Topics were not necessarily what you might imagine. The children of a local Methodist minister, Agenor Faroat spoke about “Human Progress” and Emory Faroat spoke about “Capital and Labor.”

Dora Holder, from a prominent African American family, spoke about “Opportunity: The Highway to Success,” 50 years before the celebrated Brown vs. Board of Education decision banned segregation of schools in Topeka and nationwide.

Eight years before Kansas became the eighth state to extend voting rights to women, Ruth King spoke on “The Opportunities of the American Girl.”

Other topics ranged from Walter Bown’s “The Progress of Our County,” to Miriam Bates’s “Bubbles,” with intriguing topics like Jessie Knowles’s “Leaks in Mental Reservoirs” thrown in.

The photo was contributed to Marion Historical Museum by relatives of Omer Marner, whose topic was “The Louisiana Purchase.”

As a toddler, Marner, son of physician Gideon P. Marner (1856-1945), moved to “the thriving town of Marion,” as the Clay Center Times put it, in 1892 from Morganville in Clay County.

In 1898, he became what the Marion Headlight described as “the proudest boy in Marion” when he received a thoroughbred Jersey cow from his father as a Christmas present.

A year later, he was part of a “Brownie Menagerie” for the town’s Fourth of July parade.

Brownies were stereotypically exaggerated but harmonious animal and human adventurers from a series of illustrated children’s books published between 1887 and 1913.

In the parade, Omer portrayed the Negro Brownie. Other children portrayed the cowboy, Indian, Irishman, Chinaman, Swede, and Dutchman along with monkey and frog Brownies.

As a high school student, Omer helped out in a Marion feed store. The summer before graduation, he worked as a migrant harvester in Rush County, earning $2 a day (the equivalent of $57 today).

In 1907, Omer became active in Republican politics, winning the modern equivalent of a precinct committeeman’s position before taking a month off to go to Saskatchewan to make improvements on his father’s land claim there.

In 1908, he moved first to Oklahoma and then to California to work alongside several other Marion men in oil fields. By 1912, he was managing a lumberyard in McFarland, California, near Bakersfield.

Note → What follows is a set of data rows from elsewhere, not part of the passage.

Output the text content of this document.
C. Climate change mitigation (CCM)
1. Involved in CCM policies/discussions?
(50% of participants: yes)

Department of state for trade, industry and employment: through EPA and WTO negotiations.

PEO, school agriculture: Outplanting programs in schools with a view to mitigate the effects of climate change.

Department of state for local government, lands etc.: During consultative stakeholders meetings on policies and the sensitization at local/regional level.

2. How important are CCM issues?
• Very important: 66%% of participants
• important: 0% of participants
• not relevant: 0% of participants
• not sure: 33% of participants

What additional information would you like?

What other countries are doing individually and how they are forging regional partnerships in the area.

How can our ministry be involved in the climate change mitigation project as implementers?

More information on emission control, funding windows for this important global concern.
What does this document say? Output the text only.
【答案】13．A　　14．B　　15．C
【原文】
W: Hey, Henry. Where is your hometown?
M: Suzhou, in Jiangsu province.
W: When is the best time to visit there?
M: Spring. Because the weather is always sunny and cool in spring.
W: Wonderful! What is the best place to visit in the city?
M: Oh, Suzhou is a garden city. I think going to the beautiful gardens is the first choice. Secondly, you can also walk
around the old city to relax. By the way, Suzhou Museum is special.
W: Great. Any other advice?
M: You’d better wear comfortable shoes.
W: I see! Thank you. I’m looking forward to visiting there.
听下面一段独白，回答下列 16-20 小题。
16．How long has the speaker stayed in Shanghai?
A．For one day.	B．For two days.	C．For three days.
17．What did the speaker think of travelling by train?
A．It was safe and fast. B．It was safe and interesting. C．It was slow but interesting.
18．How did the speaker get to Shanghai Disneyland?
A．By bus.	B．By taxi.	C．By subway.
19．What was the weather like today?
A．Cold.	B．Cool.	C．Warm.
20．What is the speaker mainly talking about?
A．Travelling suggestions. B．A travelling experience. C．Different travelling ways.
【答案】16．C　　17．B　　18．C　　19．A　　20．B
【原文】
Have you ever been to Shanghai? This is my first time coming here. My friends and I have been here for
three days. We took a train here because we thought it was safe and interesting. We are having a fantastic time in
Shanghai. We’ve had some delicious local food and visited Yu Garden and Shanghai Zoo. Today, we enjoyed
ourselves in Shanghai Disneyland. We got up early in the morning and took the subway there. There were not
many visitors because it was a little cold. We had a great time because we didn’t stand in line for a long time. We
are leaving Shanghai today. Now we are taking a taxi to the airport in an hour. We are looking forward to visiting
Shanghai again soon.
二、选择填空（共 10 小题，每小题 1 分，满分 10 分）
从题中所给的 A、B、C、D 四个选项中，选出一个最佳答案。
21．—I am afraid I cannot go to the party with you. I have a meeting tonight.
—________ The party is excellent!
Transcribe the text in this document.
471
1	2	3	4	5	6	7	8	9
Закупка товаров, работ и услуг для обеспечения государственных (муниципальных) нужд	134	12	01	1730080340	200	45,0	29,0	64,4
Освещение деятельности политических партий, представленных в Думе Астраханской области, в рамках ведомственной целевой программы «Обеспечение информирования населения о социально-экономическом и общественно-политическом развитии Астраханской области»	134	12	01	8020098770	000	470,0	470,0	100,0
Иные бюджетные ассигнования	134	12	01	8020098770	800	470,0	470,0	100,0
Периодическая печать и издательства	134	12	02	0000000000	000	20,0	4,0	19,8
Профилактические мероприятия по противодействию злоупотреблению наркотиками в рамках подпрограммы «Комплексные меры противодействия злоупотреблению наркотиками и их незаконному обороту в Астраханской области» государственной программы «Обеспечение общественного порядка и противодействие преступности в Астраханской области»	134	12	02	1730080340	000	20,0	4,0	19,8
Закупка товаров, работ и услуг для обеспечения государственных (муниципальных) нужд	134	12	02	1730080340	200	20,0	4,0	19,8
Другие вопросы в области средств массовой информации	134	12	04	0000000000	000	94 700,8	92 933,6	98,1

That year, Record editor E.W. Hoch visited him and recounted him as offering high praise for prohibition laws in Kansas.

“Kansas young men are in demand everywhere,” Hoch quoted him as saying, “because they do not have the saloon habit like the average young fellow from saloon states.”

During World War I, Marner served as a sergeant first class with an Army ordinance depot company while his father served as a physician.

Born in 1884, Omer Marner died in 1957 and was buried in Los Angles National Cemetery. Other members of his family are buried in Marion Cemetery.